Week 2: September 8, 2019 – Sex, Gender, & Feminism

Discussion and readings focus on defining feminism, feminism in practice, distinguishing between sex vs. gender, and the formative connections between gender and language.

Readings Due: 

  • Adichie, Chimamanda Ngozi. We Should All Be Feminists.
  • Criado Perez, Caroline. “Introduction” and “One-Size-Fits-Men” Invisible Women: Data Bias in a World Designed for Men. [PDF in Commons]
  • Ahmed, Sarah, Jane Kilby, Celia Lury, Maureen McNeil, and Beverly Skeggs. “Introduction: Thinking Through Feminism.” Transformations : Thinking Through Feminism, edited by Sarah Ahmed, et al., Routledge, 2000. ProQuest Ebook Central, https://ebookcentral.proquest.com/lib/cunygc/detail.action?docID=242222. [Accessible through library website.]
  • Eckert, Penelope, and Sally McConnell-Ginet. Language and Gender. 2nd Edition. Cambridge UP: Cambridge, 2013. pp 1-36 [PDF in Commons]

Optional viewing:

Discussion Questions for class: 
During class in Week 2, you will be placed into groups. Each group will be assigned one of the sets of questions below. You will be able to begin discussion with your group using during the first 15-20 minutes of class which will result in a 5 minute slide show presentation that you will deliver to the rest of the class over Zoom. The slide show can make use of gifs, images, quotes, video, etc. It should summarize, paraphrase, and use examples from the readings, and connect the readings to your real-world experience. After class, slide decks will be collected and deposited into the Commons Group Library for future reference. Please be sure to include your names on your slides.

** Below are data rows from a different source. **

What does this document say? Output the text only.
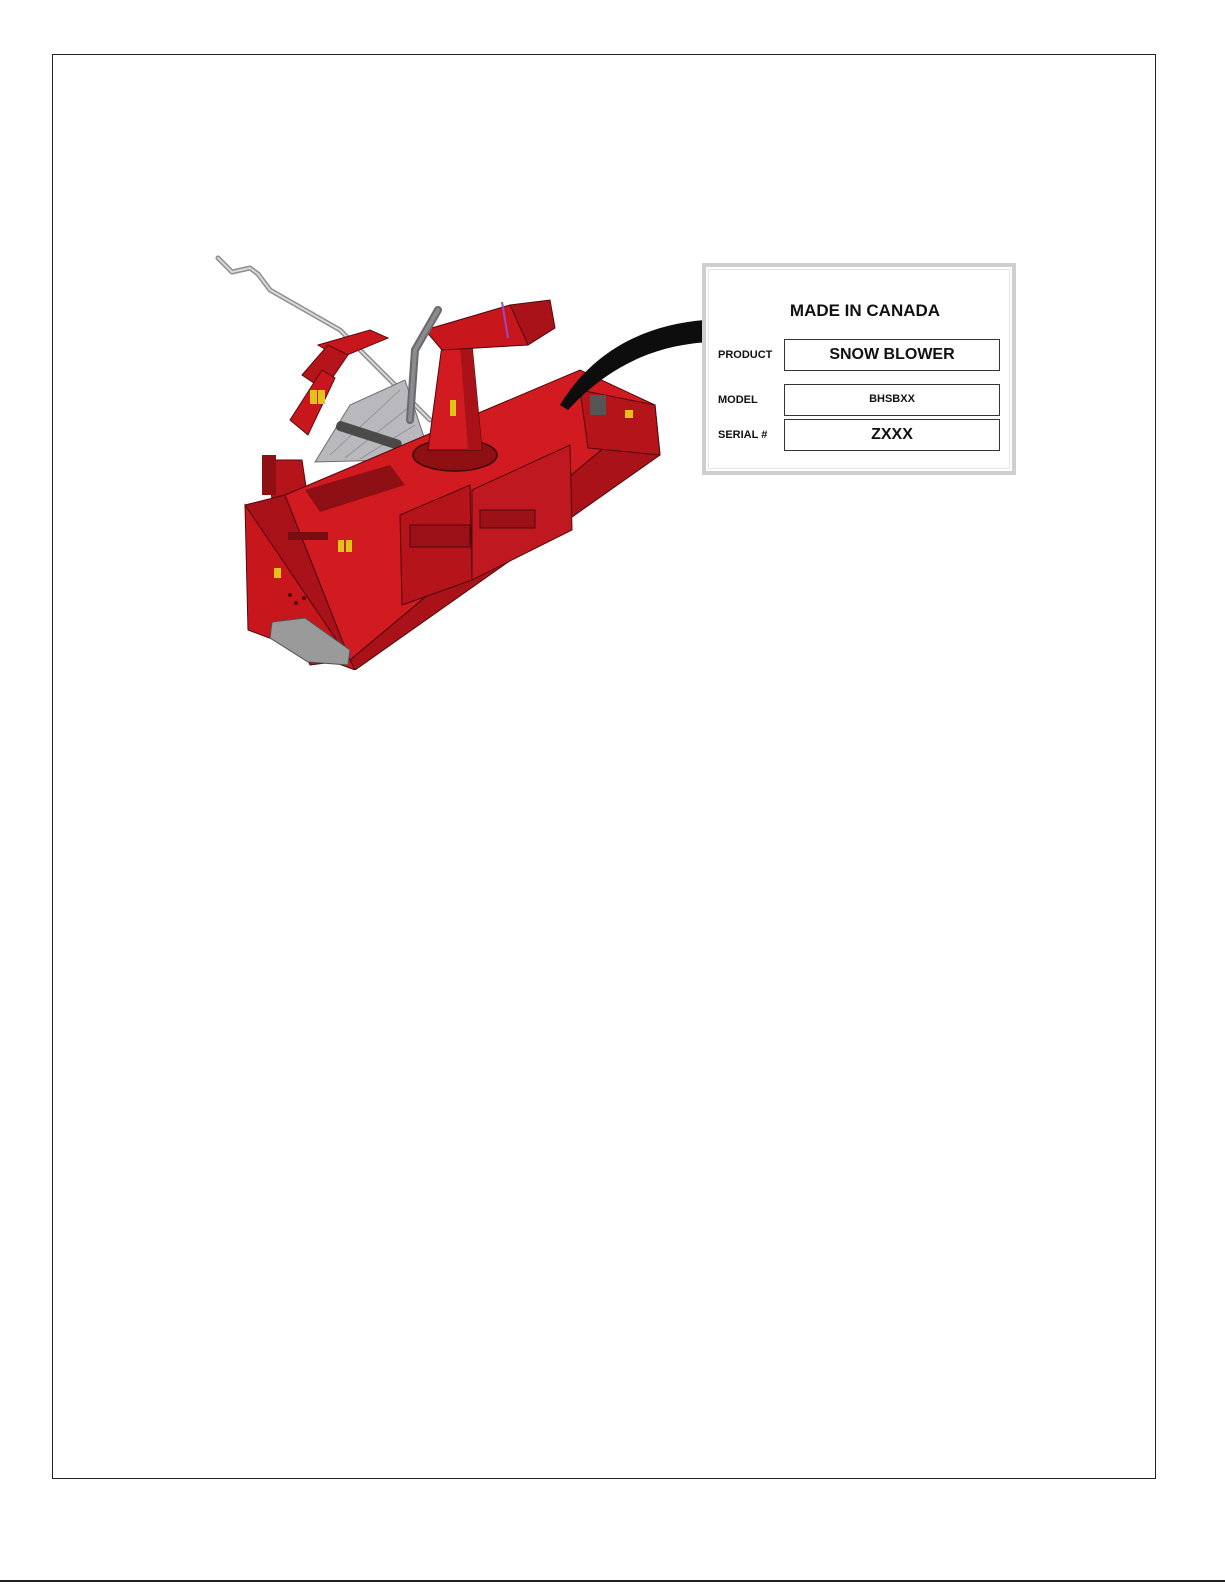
MADE IN CANADA
PRODUCT	SNOW BLOWER
MODEL	BHSBXX
SERIAL #	ZXXX
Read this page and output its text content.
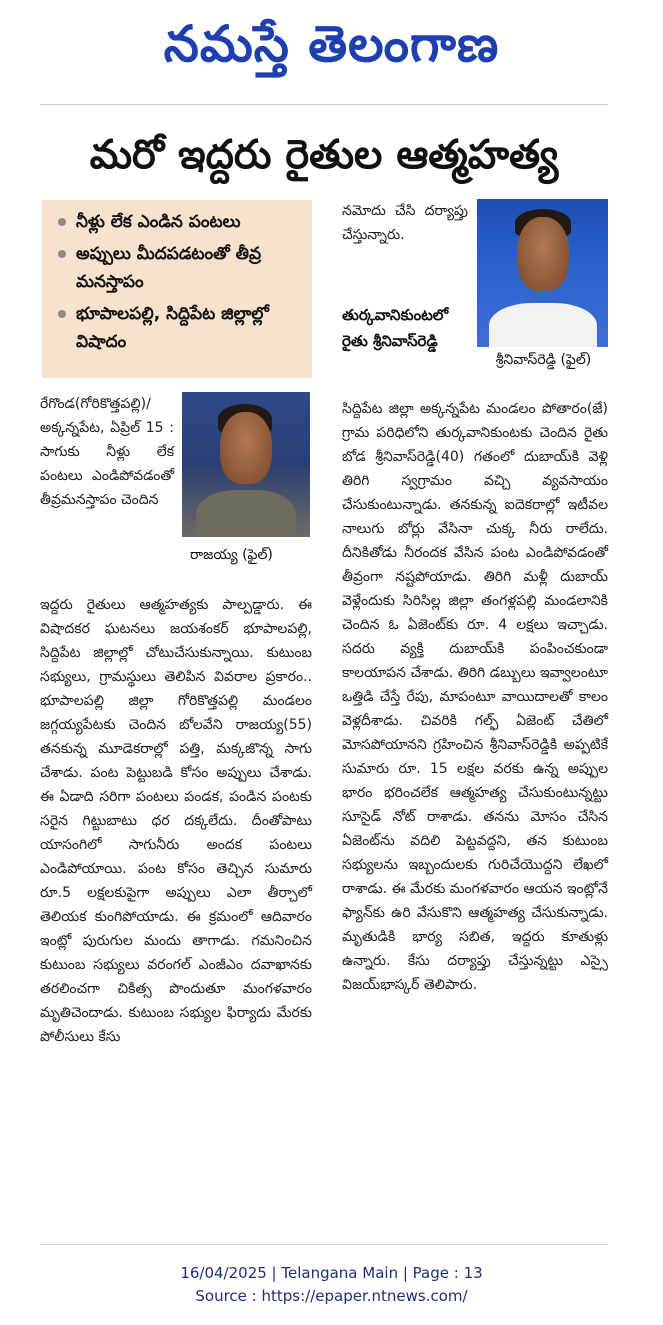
నమస్తే తెలంగాణ
మరో ఇద్దరు రైతుల ఆత్మహత్య
నీళ్లు లేక ఎండిన పంటలు
అప్పులు మీదపడటంతో తీవ్ర మనస్తాపం
భూపాలపల్లి, సిద్దిపేట జిల్లాల్లో విషాదం
రేగొండ(గోరికొత్తపల్లి)/అక్కన్నపేట, ఏప్రిల్ 15 : సాగుకు నీళ్లు లేక పంటలు ఎండిపోవడంతో తీవ్రమనస్తాపం చెందిన
రాజయ్య (ఫైల్)
ఇద్దరు రైతులు ఆత్మహత్యకు పాల్పడ్డారు. ఈ విషాదకర ఘటనలు జయశంకర్ భూపాలపల్లి, సిద్దిపేట జిల్లాల్లో చోటుచేసుకున్నాయి. కుటుంబ సభ్యులు, గ్రామస్థులు తెలిపిన వివరాల ప్రకారం.. భూపాలపల్లి జిల్లా గోరికొత్తపల్లి మండలం జగ్గయ్యపేటకు చెందిన బోలవేని రాజయ్య(55) తనకున్న మూడెకరాల్లో పత్తి, మక్కజొన్న సాగు చేశాడు. పంట పెట్టుబడి కోసం అప్పులు చేశాడు. ఈ ఏడాది సరిగా పంటలు పండక, పండిన పంటకు సరైన గిట్టుబాటు ధర దక్కలేదు. దీంతోపాటు యాసంగిలో సాగునీరు అందక పంటలు ఎండిపోయాయి. పంట కోసం తెచ్చిన సుమారు రూ.5 లక్షలకుపైగా అప్పులు ఎలా తీర్చాలో తెలియక కుంగిపోయాడు. ఈ క్రమంలో ఆదివారం ఇంట్లో పురుగుల మందు తాగాడు. గమనించిన కుటుంబ సభ్యులు వరంగల్ ఎంజీఎం దవాఖానకు తరలించగా చికిత్స పొందుతూ మంగళవారం మృతిచెందాడు. కుటుంబ సభ్యుల ఫిర్యాదు మేరకు పోలీసులు కేసు
నమోదు చేసి దర్యాప్తు చేస్తున్నారు.
తుర్కవానికుంటలో రైతు శ్రీనివాస్‌రెడ్డి
శ్రీనివాస్‌రెడ్డి (ఫైల్)
సిద్దిపేట జిల్లా అక్కన్నపేట మండలం పోతారం(జే) గ్రామ పరిధిలోని తుర్కవానికుంటకు చెందిన రైతు బోడ శ్రీనివాస్‌రెడ్డి(40) గతంలో దుబాయ్‌కి వెళ్లి తిరిగి స్వగ్రామం వచ్చి వ్యవసాయం చేసుకుంటున్నాడు. తనకున్న ఐదెకరాల్లో ఇటీవల నాలుగు బోర్లు వేసినా చుక్క నీరు రాలేదు. దీనికితోడు నీరందక వేసిన పంట ఎండిపోవడంతో తీవ్రంగా నష్టపోయాడు. తిరిగి మళ్లీ దుబాయ్ వెళ్లేందుకు సిరిసిల్ల జిల్లా తంగళ్లపల్లి మండలానికి చెందిన ఓ ఏజెంట్‌కు రూ. 4 లక్షలు ఇచ్చాడు. సదరు వ్యక్తి దుబాయ్‌కి పంపించకుండా కాలయాపన చేశాడు. తిరిగి డబ్బులు ఇవ్వాలంటూ ఒత్తిడి చేస్తే రేపు, మాపంటూ వాయిదాలతో కాలం వెళ్లదీశాడు. చివరికి గల్ఫ్ ఏజెంట్ చేతిలో మోసపోయానని గ్రహించిన శ్రీనివాస్‌రెడ్డికి అప్పటికే సుమారు రూ. 15 లక్షల వరకు ఉన్న అప్పుల భారం భరించలేక ఆత్మహత్య చేసుకుంటున్నట్టు సూసైడ్ నోట్ రాశాడు. తనను మోసం చేసిన ఏజెంట్‌ను వదిలి పెట్టవద్దని, తన కుటుంబ సభ్యులను ఇబ్బందులకు గురిచేయొద్దని లేఖలో రాశాడు. ఈ మేరకు మంగళవారం ఆయన ఇంట్లోనే ఫ్యాన్‌కు ఉరి వేసుకొని ఆత్మహత్య చేసుకున్నాడు. మృతుడికి భార్య సబిత, ఇద్దరు కూతుళ్లు ఉన్నారు. కేసు దర్యాప్తు చేస్తున్నట్టు ఎస్సై విజయ్‌భాస్కర్ తెలిపారు.
16/04/2025 | Telangana Main | Page : 13
Source : https://epaper.ntnews.com/
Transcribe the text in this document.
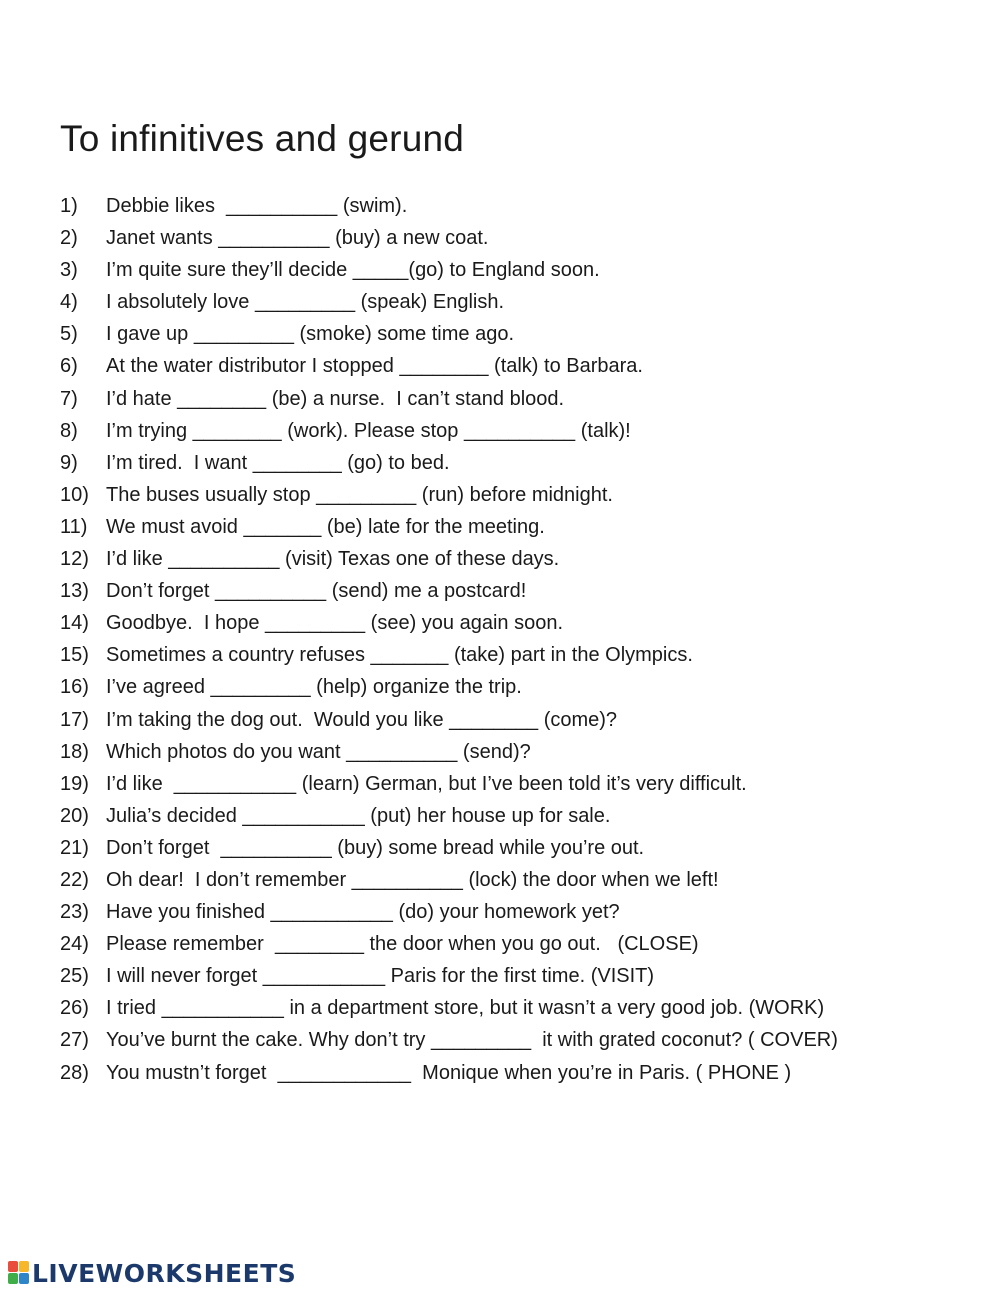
To infinitives and gerund
1)	Debbie likes  __________ (swim).
2)	Janet wants __________ (buy) a new coat.
3)	I’m quite sure they’ll decide _____(go) to England soon.
4)	I absolutely love _________ (speak) English.
5)	I gave up _________ (smoke) some time ago.
6)	At the water distributor I stopped ________ (talk) to Barbara.
7)	I’d hate ________ (be) a nurse.  I can’t stand blood.
8)	I’m trying ________ (work). Please stop __________ (talk)!
9)	I’m tired.  I want ________ (go) to bed.
10) The buses usually stop _________ (run) before midnight.
11) We must avoid _______ (be) late for the meeting.
12) I’d like __________ (visit) Texas one of these days.
13) Don’t forget __________ (send) me a postcard!
14) Goodbye.  I hope _________ (see) you again soon.
15) Sometimes a country refuses _______ (take) part in the Olympics.
16) I’ve agreed _________ (help) organize the trip.
17) I’m taking the dog out.  Would you like ________ (come)?
18) Which photos do you want __________ (send)?
19) I’d like  ___________ (learn) German, but I’ve been told it’s very difficult.
20) Julia’s decided ___________ (put) her house up for sale.
21) Don’t forget  __________ (buy) some bread while you’re out.
22) Oh dear!  I don’t remember __________ (lock) the door when we left!
23) Have you finished ___________ (do) your homework yet?
24) Please remember  ________ the door when you go out.   (CLOSE)
25) I will never forget ___________ Paris for the first time. (VISIT)
26) I tried ___________ in a department store, but it wasn’t a very good job. (WORK)
27) You’ve burnt the cake. Why don’t try _________  it with grated coconut? ( COVER)
28) You mustn’t forget  ____________  Monique when you’re in Paris. ( PHONE )
LIVEWORKSHEETS
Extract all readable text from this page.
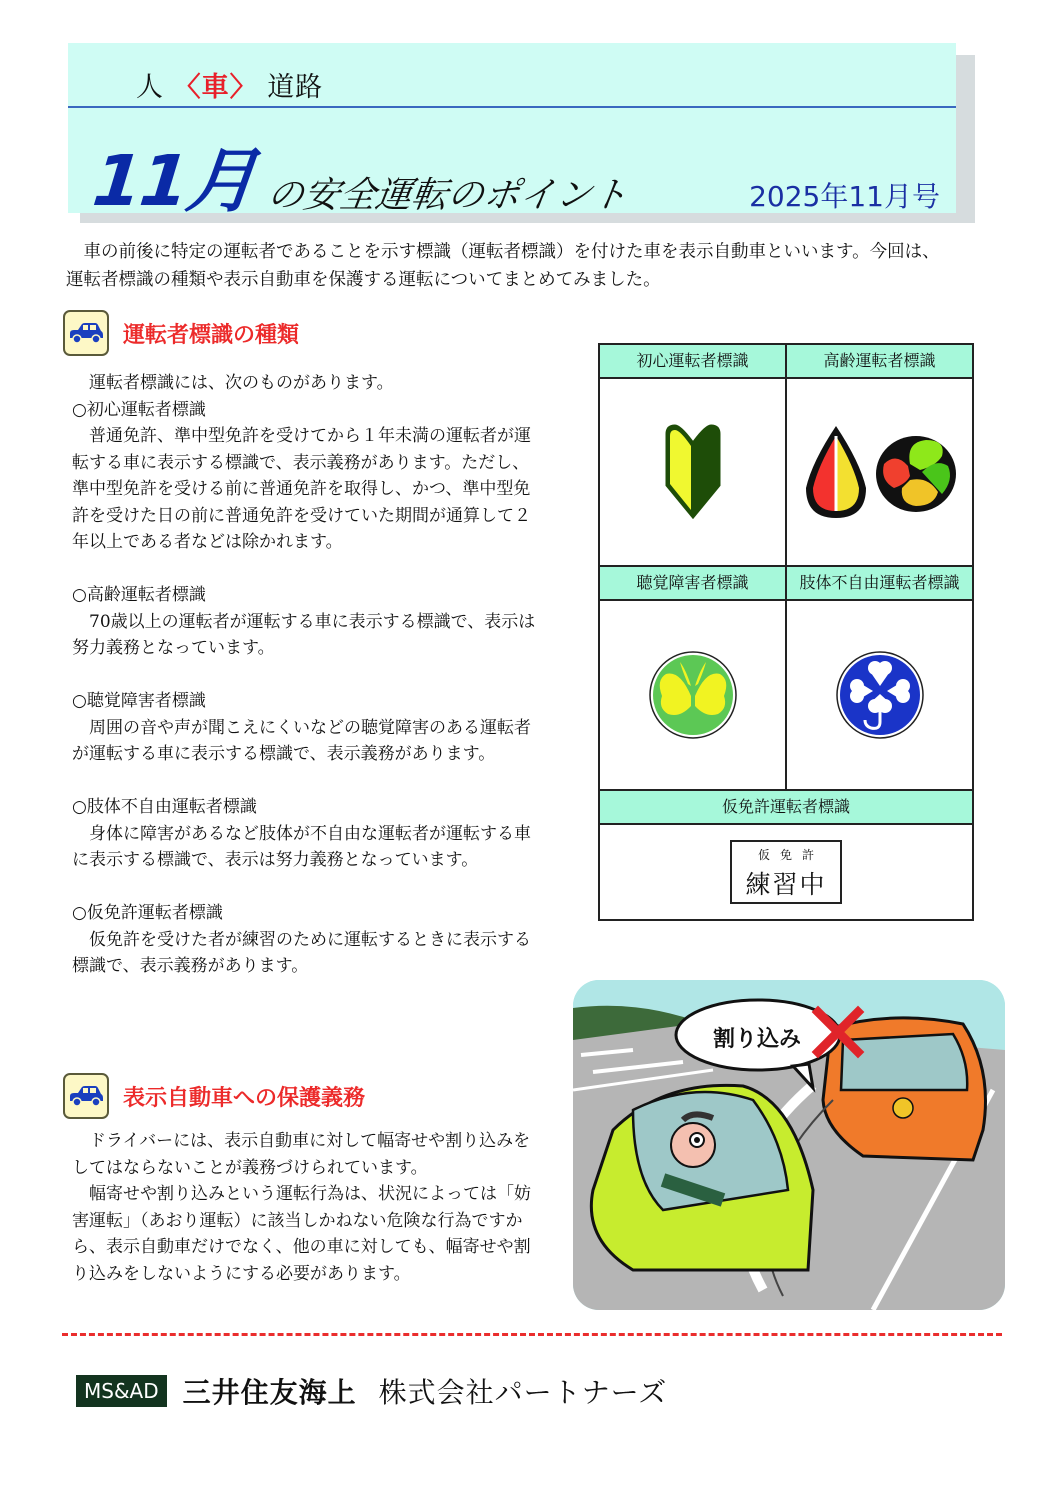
人 〈車〉 道路
11月 の安全運転のポイント	2025年11月号

車の前後に特定の運転者であることを示す標識（運転者標識）を付けた車を表示自動車といいます。今回は、運転者標識の種類や表示自動車を保護する運転についてまとめてみました。

運転者標識の種類

運転者標識には、次のものがあります。

○初心運転者標識

普通免許、準中型免許を受けてから１年未満の運転者が運転する車に表示する標識で、表示義務があります。ただし、準中型免許を受ける前に普通免許を取得し、かつ、準中型免許を受けた日の前に普通免許を受けていた期間が通算して２年以上である者などは除かれます。

○高齢運転者標識

70歳以上の運転者が運転する車に表示する標識で、表示は努力義務となっています。

○聴覚障害者標識

周囲の音や声が聞こえにくいなどの聴覚障害のある運転者が運転する車に表示する標識で、表示義務があります。

○肢体不自由運転者標識

身体に障害があるなど肢体が不自由な運転者が運転する車に表示する標識で、表示は努力義務となっています。

○仮免許運転者標識

仮免許を受けた者が練習のために運転するときに表示する標識で、表示義務があります。

表示自動車への保護義務

ドライバーには、表示自動車に対して幅寄せや割り込みをしてはならないことが義務づけられています。

幅寄せや割り込みという運転行為は、状況によっては「妨害運転」（あおり運転）に該当しかねない危険な行為ですから、表示自動車だけでなく、他の車に対しても、幅寄せや割り込みをしないようにする必要があります。

初心運転者標識	高齢運転者標識
聴覚障害者標識	肢体不自由運転者標識
仮免許運転者標識
仮免許
練習中
割り込み
MS&AD 三井住友海上 株式会社パートナーズ
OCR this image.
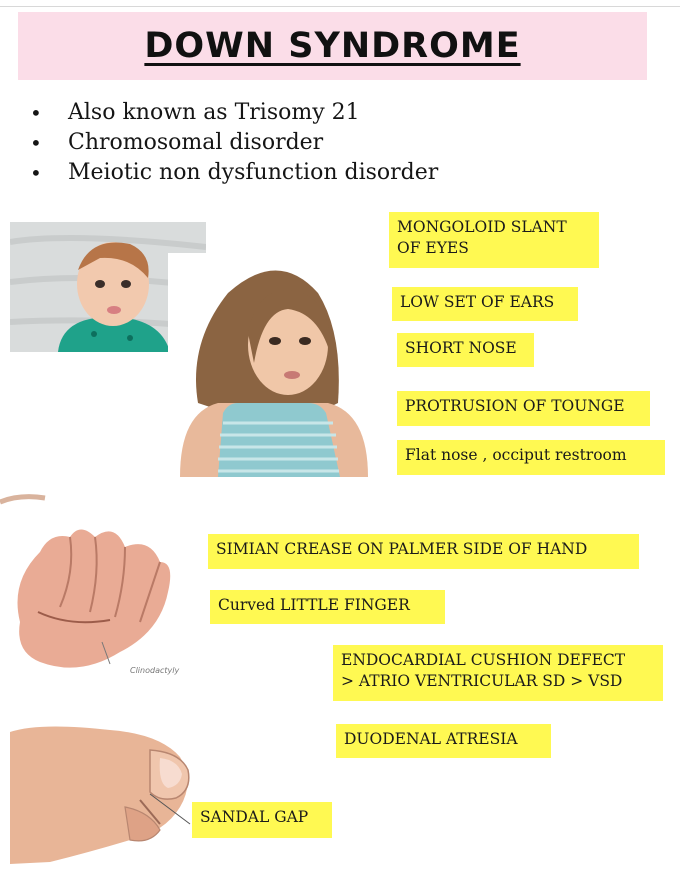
DOWN SYNDROME
• Also known as Trisomy 21
• Chromosomal disorder
• Meiotic non dysfunction disorder
Clinodactyly
MONGOLOID SLANT
OF EYES
LOW SET OF EARS
SHORT NOSE
PROTRUSION OF TOUNGE
Flat nose , occiput restroom
SIMIAN CREASE ON PALMER SIDE OF HAND
Curved LITTLE FINGER
ENDOCARDIAL CUSHION DEFECT
> ATRIO VENTRICULAR SD > VSD
DUODENAL ATRESIA
SANDAL GAP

  • What is the difference between sex and gender? How does placing sex difference at the center of social and scientific research present problems? Why do we continue to do it? What does it mean to look at gender as “scalar” rather than “dichotomous”? What are the advantages and disadvantages of doing so? How would it change research practices?
  • Eckert and McConnell-Ginet write: “Ways of thinking become common sense when we cease to notice their provenance — and this happens when they occur continually in enough places in everyday discourse” (29). How is hegemony with regard to gender achieved  through language? institutions? cultural practice? 
  • In “Thinking Through Feminism,” the authors begin by saying: “The desire for transformation animates feminist practice.” How do the authors define feminism? What is the difficulty of using the word “transformation” to refer to feminist practice? How do the authors reconcile that there are multiple “feminisms”? Transformation necessarily means that something is being transformed–an object. What complications does the word “objective” present the authors, and how do they resolve that trouble? 
  • Both Adichie and Beard describe the challenges presented to feminism and to women with respect to their use of language. How is voice and language related to power and agency? How are women silenced, and what impact do you think that might have on computational text analysis?